PL/SQL Cursor FOR LOOP

Summary: in this tutorial, you will learn how to use the PL/SQL cursor FOR LOOP statement to fetch and process every record from a cursor.

Introduction to PL/SQL cursor FOR LOOP statement

The cursor FOR LOOP statement is an elegant extension of the numeric FOR LOOP statement.

The numeric FOR LOOP executes the body of a loop once for every integer value in a specified range.  Similarly, the cursor FOR LOOP executes the body of the loop once for each row returned by the query associated with the cursor.

A nice feature of the cursor FOR LOOP statement is that it allows you to fetch every row from a cursor without manually managing the execution cycle i.e.,  OPEN, FETCH, and CLOSE.

The cursor FOR LOOP implicitly creates its loop index as a record variable with the row type in which the cursor returns and then opens the cursor.

In each loop iteration, the cursor FOR LOOP statement fetches a row from the result set into its loop index. If there is no row to fetch, the cursor FOR LOOP closes the cursor.

The cursor is also closed if a statement inside the loop transfers control outside the loop, e.g., EXIT and GOTO, or raises an exception.
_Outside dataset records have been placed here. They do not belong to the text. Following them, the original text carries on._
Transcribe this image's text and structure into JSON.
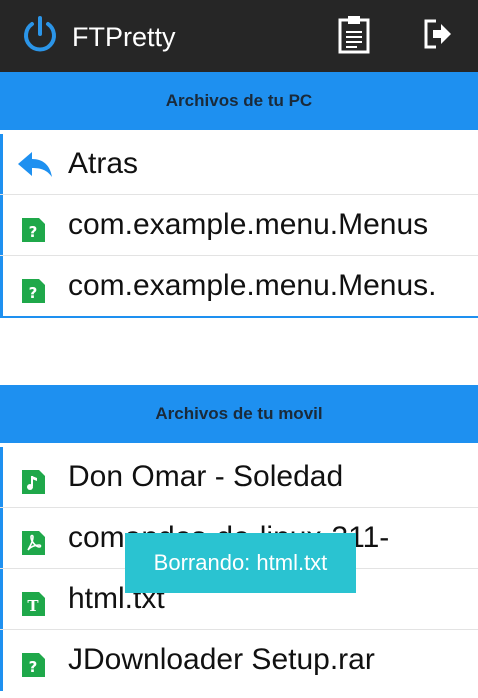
{
  "app": {
    "title": "FTPretty",
    "icons": {
      "logo": "power-logo-icon",
      "clipboard": "clipboard-icon",
      "exit": "exit-icon"
    }
  },
  "pc_section": {
    "title": "Archivos de tu PC",
    "items": [
      {
        "label": "Atras",
        "icon": "back-arrow-icon"
      },
      {
        "label": "com.example.menu.Menus",
        "icon": "unknown-file-icon"
      },
      {
        "label": "com.example.menu.Menus.",
        "icon": "unknown-file-icon"
      }
    ]
  },
  "mobile_section": {
    "title": "Archivos de tu movil",
    "items": [
      {
        "label": "Don Omar - Soledad",
        "icon": "music-file-icon"
      },
      {
        "label": "comandos-de-linux-311-",
        "icon": "pdf-file-icon"
      },
      {
        "label": "html.txt",
        "icon": "text-file-icon"
      },
      {
        "label": "JDownloader Setup.rar",
        "icon": "unknown-file-icon"
      }
    ]
  },
  "toast": {
    "text": "Borrando: html.txt"
  },
  "colors": {
    "actionbar": "#262626",
    "accent_blue": "#1e90f0",
    "file_green": "#1fa84a",
    "toast": "#2ac3d1"
  }
}
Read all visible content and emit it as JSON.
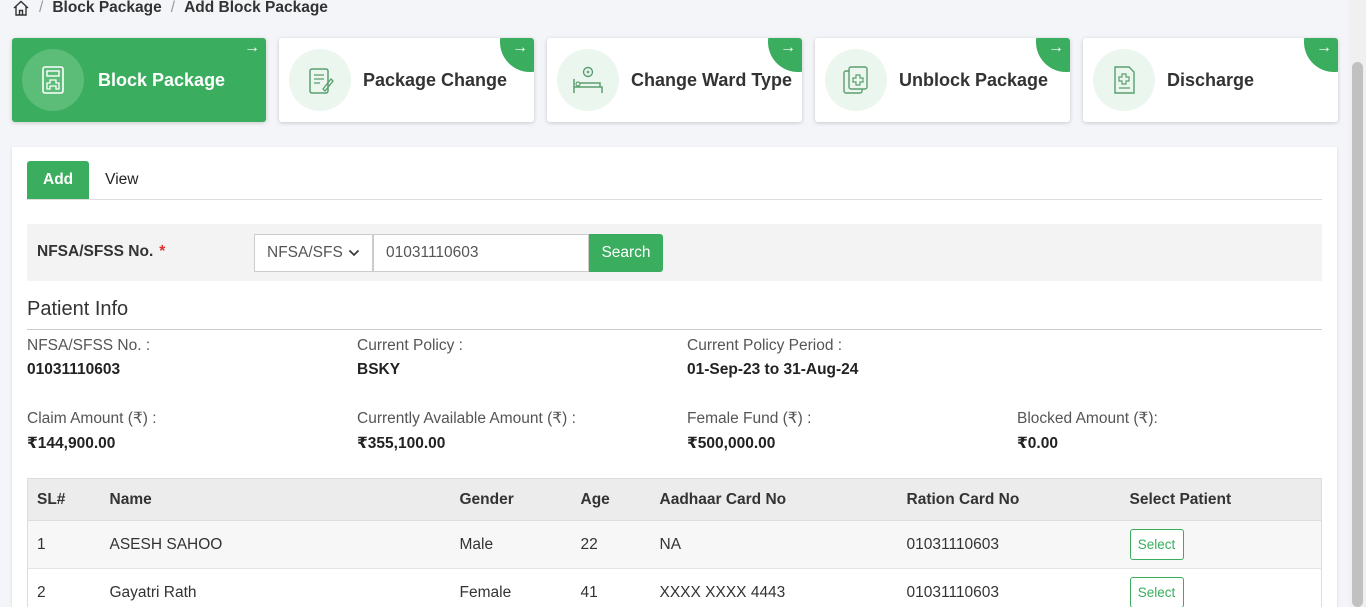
{
  "breadcrumb": {
    "home_icon": "home-icon",
    "items": [
      "Block Package",
      "Add Block Package"
    ]
  },
  "cards": [
    {
      "label": "Block Package",
      "icon": "block-package-icon",
      "arrow": "→",
      "active": true
    },
    {
      "label": "Package Change",
      "icon": "package-change-icon",
      "arrow": "→",
      "active": false
    },
    {
      "label": "Change Ward Type",
      "icon": "ward-bed-icon",
      "arrow": "→",
      "active": false
    },
    {
      "label": "Unblock Package",
      "icon": "unblock-package-icon",
      "arrow": "→",
      "active": false
    },
    {
      "label": "Discharge",
      "icon": "discharge-icon",
      "arrow": "→",
      "active": false
    }
  ],
  "tabs": [
    {
      "label": "Add",
      "active": true
    },
    {
      "label": "View",
      "active": false
    }
  ],
  "search": {
    "label": "NFSA/SFSS No.",
    "required_mark": "*",
    "select_value": "NFSA/SFS",
    "input_value": "01031110603",
    "button_label": "Search"
  },
  "patient_info": {
    "title": "Patient Info",
    "fields": {
      "nfsa_label": "NFSA/SFSS No. :",
      "nfsa_value": "01031110603",
      "policy_label": "Current Policy :",
      "policy_value": "BSKY",
      "period_label": "Current Policy Period :",
      "period_value": "01-Sep-23 to 31-Aug-24",
      "claim_label": "Claim Amount (₹) :",
      "claim_value": "₹144,900.00",
      "available_label": "Currently Available Amount (₹) :",
      "available_value": "₹355,100.00",
      "female_label": "Female Fund (₹) :",
      "female_value": "₹500,000.00",
      "blocked_label": "Blocked Amount (₹):",
      "blocked_value": "₹0.00"
    }
  },
  "table": {
    "headers": [
      "SL#",
      "Name",
      "Gender",
      "Age",
      "Aadhaar Card No",
      "Ration Card No",
      "Select Patient"
    ],
    "rows": [
      {
        "sl": "1",
        "name": "ASESH SAHOO",
        "gender": "Male",
        "age": "22",
        "aadhaar": "NA",
        "ration": "01031110603",
        "action": "Select"
      },
      {
        "sl": "2",
        "name": "Gayatri Rath",
        "gender": "Female",
        "age": "41",
        "aadhaar": "XXXX XXXX 4443",
        "ration": "01031110603",
        "action": "Select"
      }
    ]
  },
  "colors": {
    "accent": "#3aad5e",
    "page_bg": "#f4f5f9"
  }
}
The following illustrates the syntax of the cursor FOR LOOP statement:

FOR record IN cursor_name
LOOP
    process_record_statements;
END LOOP;
Code language: PostgreSQL SQL dialect and PL/pgSQL (pgsql)

1) record

The record is the name of the index that the cursor FOR LOOP statement declares implicitly as a %ROWTYPE record variable of the type of the cursor.

The record variable is local to the cursor FOR LOOP statement. It means that you can only reference it inside the loop, not outside. After the cursor FOR LOOP statement execution ends, the record variable becomes undefined.

2) cursor_name

The cursor_name is the name of an explicit cursor that is not opened when the loop starts.

Note that besides the cursor name, you can use a SELECT statement as shown below:

FOR record IN (select_statement)
LOOP
    process_record_statements;
END LOOP; 
Code language: PostgreSQL SQL dialect and PL/pgSQL (pgsql)

In this case, the cursor FOR LOOP declares, opens, fetches from, and closes an implicit cursor. However, the implicit cursor is internal; therefore, you cannot reference it.

Note that Oracle Database automatically optimizes a cursor FOR LOOP to work similarly to a BULK COLLECT query. Although your code looks as if it fetched one row at a time, Oracle Database fetches multiple rows at a time and allows you to process each row individually.

PL/SQL cursor FOR LOOP examples

Let’s look at some examples of using the cursor FOR LOOP statement to see how it works.

1) PL/SQL cursor FOR LOOP example

The following example declares an explicit cursor and uses it in the cursor FOR LOOP statement.

DECLARE
  CURSOR c_product
  IS
    SELECT 
        product_name, list_price
    FROM 
        products 
    ORDER BY 
        list_price DESC;
BEGIN
  FOR r_product IN c_product
  LOOP
    dbms_output.put_line( r_product.product_name || ': $' ||  r_product.list_price );
  END LOOP;
END;Code language: PostgreSQL SQL dialect and PL/pgSQL (pgsql)

In this example, the SELECT statement of the cursor retrieves data from the products table. The FOR LOOP statement opened, fetched each row in the result set, displayed the product information, and closed the cursor.

2) Cursor FOR LOOP with a SELECT statement example

The following example is equivalent to the example above but uses a query in a cursor FOR LOOP statement.

BEGIN
  FOR r_product IN (
        SELECT 
            product_name, list_price 
        FROM 
            products
        ORDER BY list_price DESC
    )
  LOOP
     dbms_output.put_line( r_product.product_name ||
        ': $' || 
        r_product.list_price );
  END LOOP;
END;Code language: PostgreSQL SQL dialect and PL/pgSQL (pgsql)

In this tutorial, you have learned how to use the PL/SQL cursor FOR LOOP to fetch data from a cursor.